Tras la eliminación de la multa nacional en 2019, territorios como California, Massachusetts, New Jersey, Rhode Island y Washington, D.C. optaron por conservar sus propios sistemas de sanción bajo el concepto de “responsabilidad compartida”. Esta política busca incentivar que más personas se inscriban en planes de salud y así mantener equilibrado el sistema.
¿Cómo se aplican las multas?
Las sanciones se integran al momento de presentar la declaración de impuestos estatal.
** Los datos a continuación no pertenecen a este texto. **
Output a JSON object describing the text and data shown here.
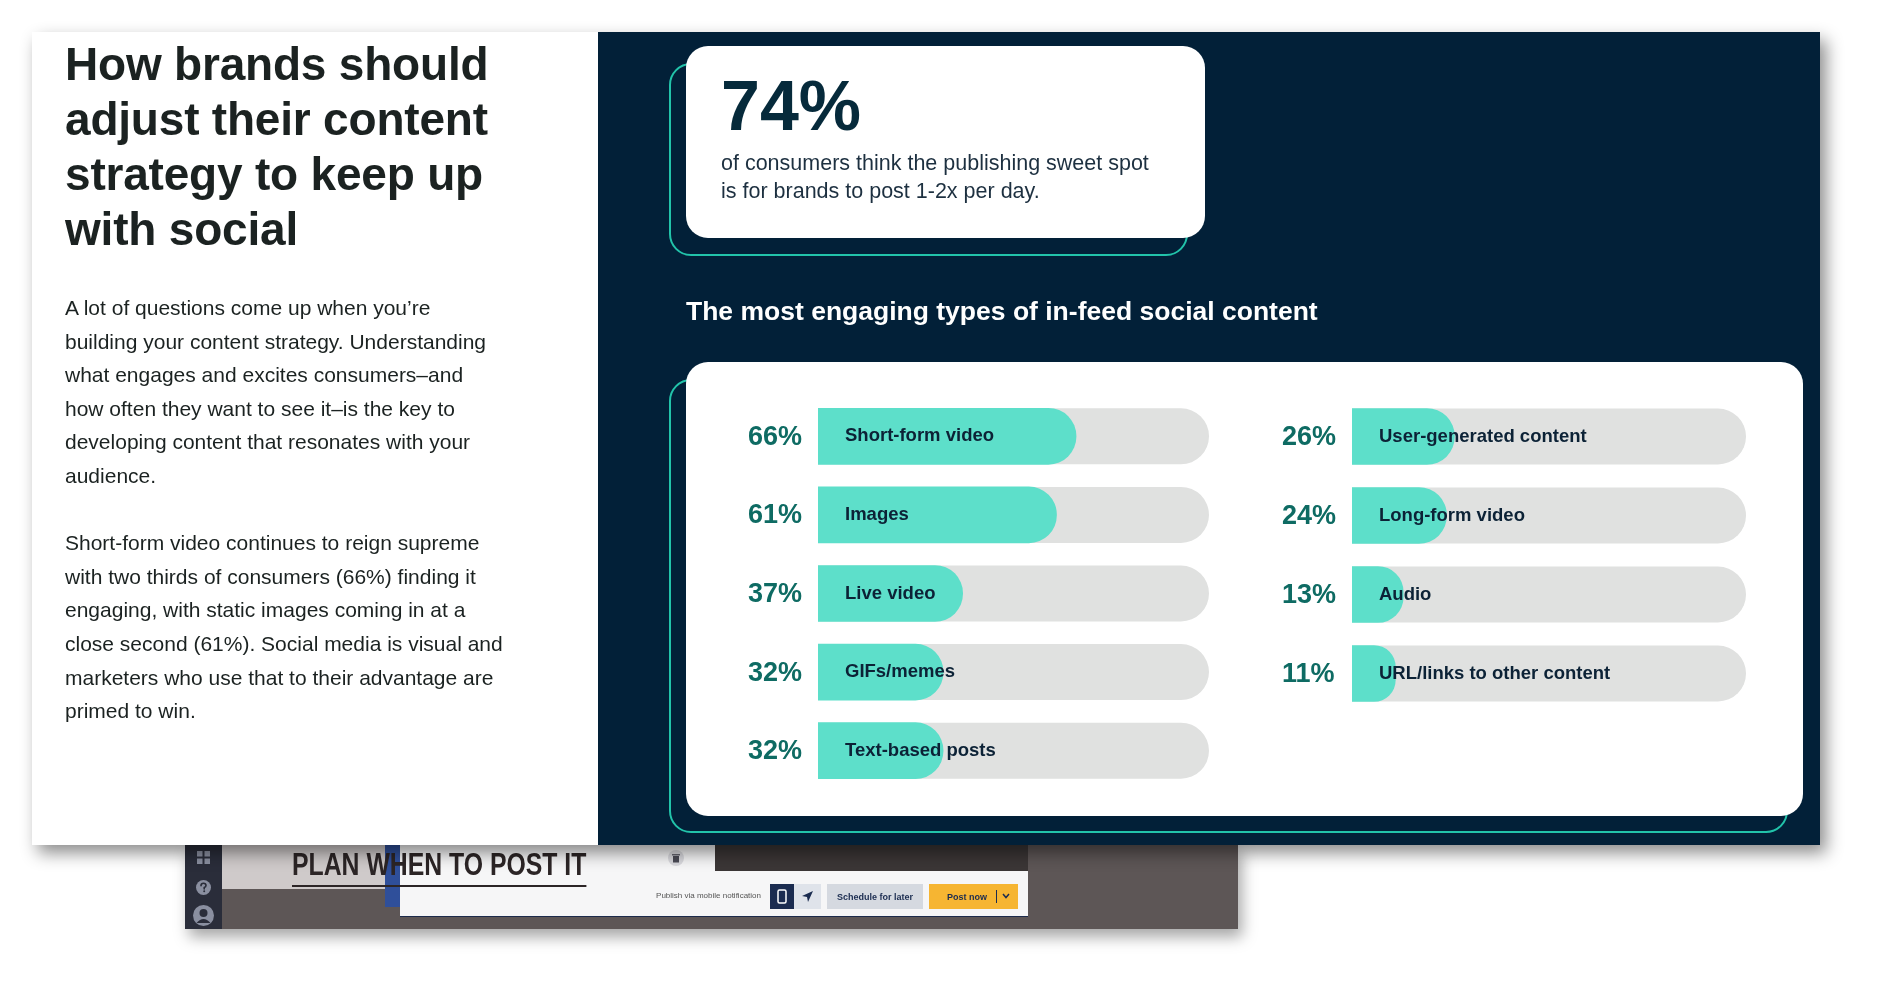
{
  "chart_data": [
    {
      "type": "other",
      "title": "How brands should adjust their content strategy to keep up with social",
      "annotations": [
        "A lot of questions come up when you’re building your content strategy. Understanding what engages and excites consumers–and how often they want to see it–is the key to developing content that resonates with your audience.",
        "Short-form video continues to reign supreme with two thirds of consumers (66%) finding it engaging, with static images coming in at a close second (61%). Social media is visual and marketers who use that to their advantage are primed to win."
      ]
    },
    {
      "type": "other",
      "title": "74%",
      "annotations": [
        "of consumers think the publishing sweet spot is for brands to post 1-2x per day."
      ]
    },
    {
      "type": "bar",
      "orientation": "horizontal",
      "title": "The most engaging types of in-feed social content",
      "categories": [
        "Short-form video",
        "Images",
        "Live video",
        "GIFs/memes",
        "Text-based posts"
      ],
      "values": [
        66,
        61,
        37,
        32,
        32
      ],
      "value_labels": [
        "66%",
        "61%",
        "37%",
        "32%",
        "32%"
      ],
      "color": "#5ddfca",
      "xlim": [
        0,
        100
      ],
      "tick_labels": "y"
    },
    {
      "type": "bar",
      "orientation": "horizontal",
      "categories": [
        "User-generated content",
        "Long-form video",
        "Audio",
        "URL/links to other content"
      ],
      "values": [
        26,
        24,
        13,
        11
      ],
      "value_labels": [
        "26%",
        "24%",
        "13%",
        "11%"
      ],
      "color": "#5ddfca",
      "xlim": [
        0,
        100
      ],
      "tick_labels": "y"
    },
    {
      "type": "other",
      "annotations": [
        "PLAN WHEN TO POST IT",
        "Publish via mobile notification",
        "Schedule for later",
        "Post now"
      ]
    }
  ]
}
En la mayoría de los casos, el monto se calcula tomando en cuenta una tarifa fija por persona o un porcentaje de los ingresos familiares, aplicándose la cifra más alta.
Los costos pueden variar significativamente según el estado:
En California, un adulto sin seguro puede pagar desde unos $950 dólares, mientras que las familias podrían superar los $2,800.
En Massachusetts, la multa depende del nivel de ingresos y del costo de los planes básicos disponibles.
New Jersey establece sanciones que comienzan cerca de los $695 dólares por adulto, con incrementos según ingresos.
En Rhode Island, el cobro puede ser mensual por persona o proporcional al ingreso.
En Washington D.C., las penalizaciones pueden ascender a miles de dólares por familia.
¿Multa o seguro? Expertos advierten
Especialistas en finanzas y salud coinciden en que pagar la penalización no necesariamente resulta más barato que adquirir un seguro. De hecho, enfrentar gastos médicos sin cobertura, sumados a la multa, podría representar un golpe económico mayor.
Por ello, recomiendan considerar opciones dentro del mercado de seguros, como planes básicos o de cobertura catastrófica, que suelen ser más accesibles. Además, algunos estados ofrecen subsidios que ayudan a reducir el costo mensual.
Opciones para evitar sanciones
Existen dos vías principales para no pagar estas multas:
Contar con un seguro médico que cumpla con los requisitos mínimos.
Solicitar una exención, disponible en casos como dificultades económicas, bajos ingresos o periodos breves sin cobertura.
Analistas también destacan la importancia de explorar los programas estatales de ayuda, ya que pueden hacer que un seguro resulte más asequible que asumir una penalización.
En un contexto donde los costos médicos siguen en aumento, la decisión de no asegurarse puede terminar siendo más cara de lo que parece a simple vista.